Organik sebzelerin daha sağlıklı olduğuna dair görüşlerin artması üzerine dünyanın farklı ülkelerinden bilimadamları bu konuyu araştırma ihtiyacı duydu. Yapılan incelemeler sonucunda sebzelerin vitamin değerinde herhangi bir değişiklik bulunmadığından, organik sebzelerin geleneksel yol ile yetiştirilen üretilen sebzelerden daha yararlı olmadığını ortaya çıkardı. Organik sebzelerin lezzet açısından büyük fark yarattığını ancak bu durumunda vücuda alınan vitamin oranını arttırmadığını belirten bilimadamları, geleneksel yollarla üretilen sebzeler için kullanılan kimyasal tarım ilaçlarının çevreye verdiği zararın da unutulmaması gerektiğinin altını çizdi. Doğal çevre üzerinde geri alınması mümkün olmayan etkiler bırakan kimyasal tarım ilaçlarının daha az kullanılması demek, kuşkusuz çevrenin korunmasına büyük bir katkı demektir.
Farklı üretim tekniklerinin hakim olduğu organik sebze yetiştiriciliğinde de ürünleri korumak için çeşitli kimyasallar kullanıldığı unutulmamalı ve bu ürünlerin hiç kimyasal içermediği düşünülmemelidir. Geleneksel sebze yetiştiriciliğinde kullanılan ağır kimyasallar insan sağlığı açısından olumsuz pek çok duruma neden olabileceğinden, organik tarım ürünlerinin %30’a varan oranlarda daha az kimyasal içermesi bir avantaj olarak tanımlanabilir. Bunun ötesinde organik ürünlerin tüketilmesi ile vücudun daha fazla vitamin ve mineral alacağına, bu durumun da daha sağlıklı bir yaşam manasına geldiğine dair görüşlerin gözden geçirilmesinde yarar var.
Organik ürün tercihlerinde öncelik lezzet ve çevreye daha az zarar verilmesi olmalıdır.

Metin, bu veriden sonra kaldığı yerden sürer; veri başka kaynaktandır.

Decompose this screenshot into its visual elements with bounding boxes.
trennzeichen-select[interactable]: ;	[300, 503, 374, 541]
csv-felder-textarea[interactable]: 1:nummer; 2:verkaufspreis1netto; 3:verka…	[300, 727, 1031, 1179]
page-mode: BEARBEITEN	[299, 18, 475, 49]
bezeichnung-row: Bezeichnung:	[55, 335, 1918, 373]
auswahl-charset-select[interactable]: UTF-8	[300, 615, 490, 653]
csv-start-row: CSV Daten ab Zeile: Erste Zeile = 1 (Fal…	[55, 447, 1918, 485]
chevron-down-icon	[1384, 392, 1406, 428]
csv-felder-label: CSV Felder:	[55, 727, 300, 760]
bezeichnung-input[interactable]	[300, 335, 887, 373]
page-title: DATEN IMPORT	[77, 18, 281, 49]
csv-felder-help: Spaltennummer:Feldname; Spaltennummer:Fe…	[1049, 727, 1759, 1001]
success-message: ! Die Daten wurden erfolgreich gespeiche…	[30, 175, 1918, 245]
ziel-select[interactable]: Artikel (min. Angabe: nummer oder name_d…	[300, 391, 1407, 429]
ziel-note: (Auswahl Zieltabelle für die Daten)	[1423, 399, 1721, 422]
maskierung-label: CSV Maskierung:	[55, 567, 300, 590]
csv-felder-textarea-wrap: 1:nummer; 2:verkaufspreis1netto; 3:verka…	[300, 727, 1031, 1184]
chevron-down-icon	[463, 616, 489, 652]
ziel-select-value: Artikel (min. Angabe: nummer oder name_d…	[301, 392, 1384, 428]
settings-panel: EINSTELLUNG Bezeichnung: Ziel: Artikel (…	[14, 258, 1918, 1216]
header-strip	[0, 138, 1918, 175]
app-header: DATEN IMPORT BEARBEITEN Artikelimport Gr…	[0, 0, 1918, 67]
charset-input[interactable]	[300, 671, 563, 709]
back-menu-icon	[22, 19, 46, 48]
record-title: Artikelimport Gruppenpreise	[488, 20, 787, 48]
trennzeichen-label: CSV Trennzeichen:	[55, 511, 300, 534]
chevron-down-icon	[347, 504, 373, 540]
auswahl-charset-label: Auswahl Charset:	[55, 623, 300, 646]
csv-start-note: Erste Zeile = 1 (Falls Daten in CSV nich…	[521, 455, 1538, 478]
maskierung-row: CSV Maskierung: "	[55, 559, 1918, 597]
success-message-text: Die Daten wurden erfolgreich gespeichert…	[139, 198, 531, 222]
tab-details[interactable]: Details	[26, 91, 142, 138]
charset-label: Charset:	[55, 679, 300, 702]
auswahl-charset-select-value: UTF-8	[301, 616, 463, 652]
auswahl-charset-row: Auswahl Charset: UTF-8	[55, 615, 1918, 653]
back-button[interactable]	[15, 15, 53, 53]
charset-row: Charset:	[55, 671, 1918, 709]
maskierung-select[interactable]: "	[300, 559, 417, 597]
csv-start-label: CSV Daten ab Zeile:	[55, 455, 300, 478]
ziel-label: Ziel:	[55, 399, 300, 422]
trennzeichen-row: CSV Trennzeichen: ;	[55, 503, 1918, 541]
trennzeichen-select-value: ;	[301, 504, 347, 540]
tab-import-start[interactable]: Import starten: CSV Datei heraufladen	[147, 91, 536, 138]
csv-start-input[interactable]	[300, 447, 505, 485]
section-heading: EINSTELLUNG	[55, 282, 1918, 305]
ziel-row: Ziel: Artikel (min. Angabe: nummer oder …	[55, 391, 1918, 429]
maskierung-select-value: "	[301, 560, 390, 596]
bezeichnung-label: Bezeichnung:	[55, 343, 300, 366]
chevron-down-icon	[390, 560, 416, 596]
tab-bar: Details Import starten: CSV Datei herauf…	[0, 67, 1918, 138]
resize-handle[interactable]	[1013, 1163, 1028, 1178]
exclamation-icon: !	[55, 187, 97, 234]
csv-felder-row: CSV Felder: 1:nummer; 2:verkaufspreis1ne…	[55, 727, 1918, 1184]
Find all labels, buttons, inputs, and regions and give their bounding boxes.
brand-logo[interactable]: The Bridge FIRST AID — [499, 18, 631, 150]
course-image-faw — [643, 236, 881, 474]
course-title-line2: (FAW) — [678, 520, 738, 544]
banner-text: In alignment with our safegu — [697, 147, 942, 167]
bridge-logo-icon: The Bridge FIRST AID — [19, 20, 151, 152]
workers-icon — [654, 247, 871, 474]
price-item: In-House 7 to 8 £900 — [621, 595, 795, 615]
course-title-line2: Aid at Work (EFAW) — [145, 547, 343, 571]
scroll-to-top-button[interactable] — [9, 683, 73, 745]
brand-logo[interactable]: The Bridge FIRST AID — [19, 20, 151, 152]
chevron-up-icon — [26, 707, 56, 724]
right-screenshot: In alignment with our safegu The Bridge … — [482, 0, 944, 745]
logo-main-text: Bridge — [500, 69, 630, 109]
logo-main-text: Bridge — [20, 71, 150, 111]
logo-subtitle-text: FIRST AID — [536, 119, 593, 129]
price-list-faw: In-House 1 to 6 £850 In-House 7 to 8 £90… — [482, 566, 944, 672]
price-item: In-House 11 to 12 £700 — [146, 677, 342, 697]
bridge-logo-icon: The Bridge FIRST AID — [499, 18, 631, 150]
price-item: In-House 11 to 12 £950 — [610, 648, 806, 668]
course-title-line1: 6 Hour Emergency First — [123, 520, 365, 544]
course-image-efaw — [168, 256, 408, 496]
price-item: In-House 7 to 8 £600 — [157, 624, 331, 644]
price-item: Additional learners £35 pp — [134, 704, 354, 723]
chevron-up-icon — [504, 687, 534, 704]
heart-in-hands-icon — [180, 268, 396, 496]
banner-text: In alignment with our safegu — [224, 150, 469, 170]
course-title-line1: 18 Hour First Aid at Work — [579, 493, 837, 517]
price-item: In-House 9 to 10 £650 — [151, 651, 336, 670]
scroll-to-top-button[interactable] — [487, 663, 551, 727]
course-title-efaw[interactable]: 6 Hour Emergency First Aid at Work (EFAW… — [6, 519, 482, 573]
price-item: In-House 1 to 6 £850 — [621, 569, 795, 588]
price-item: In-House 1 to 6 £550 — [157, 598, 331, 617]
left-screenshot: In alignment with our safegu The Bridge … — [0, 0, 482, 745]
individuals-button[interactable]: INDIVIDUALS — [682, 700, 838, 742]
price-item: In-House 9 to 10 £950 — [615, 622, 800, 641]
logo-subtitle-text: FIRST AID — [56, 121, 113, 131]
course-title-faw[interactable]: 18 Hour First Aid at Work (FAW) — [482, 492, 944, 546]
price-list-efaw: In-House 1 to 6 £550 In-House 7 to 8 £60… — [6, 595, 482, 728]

Yapay yöntemlerin gelişmesi ile sebze üreticiliğinde değişen uygulamalar, kimyasal madde kullanımının adeta bir gereksinim haline dönüşmesine neden olmuş. Zira anneannelerimizin “organik sebze ya da organik tarım ürünü” diye bir şey bilmemesinin nedeni, eskiden organik sebze diye bir şeyin olmamasıdır. Sebzelerin daha uzun mesafelere taşınması ve market raflarında bozulmadan daha uzun süre taşınabilmesi için geliştirilen teknikler, insan sağlığını olduğu kadar doğal çevreyi de tehdit etmektedir. Bazı sebzelerin genetik yapısı nedeniyle sahip olduğu fiziksel özellikler, diğerlerinden daha fazla kimyasal emmelerine neden olabiliyor. Özellikle kırmızıbiber, ıspanak, yeşilbiber, havuç ve kereviz alırken mümkün olduğunca organik ürünleri tercih etmek, vücuda alınan kimyasal oranının da azaltılmasını sağlayacaktır.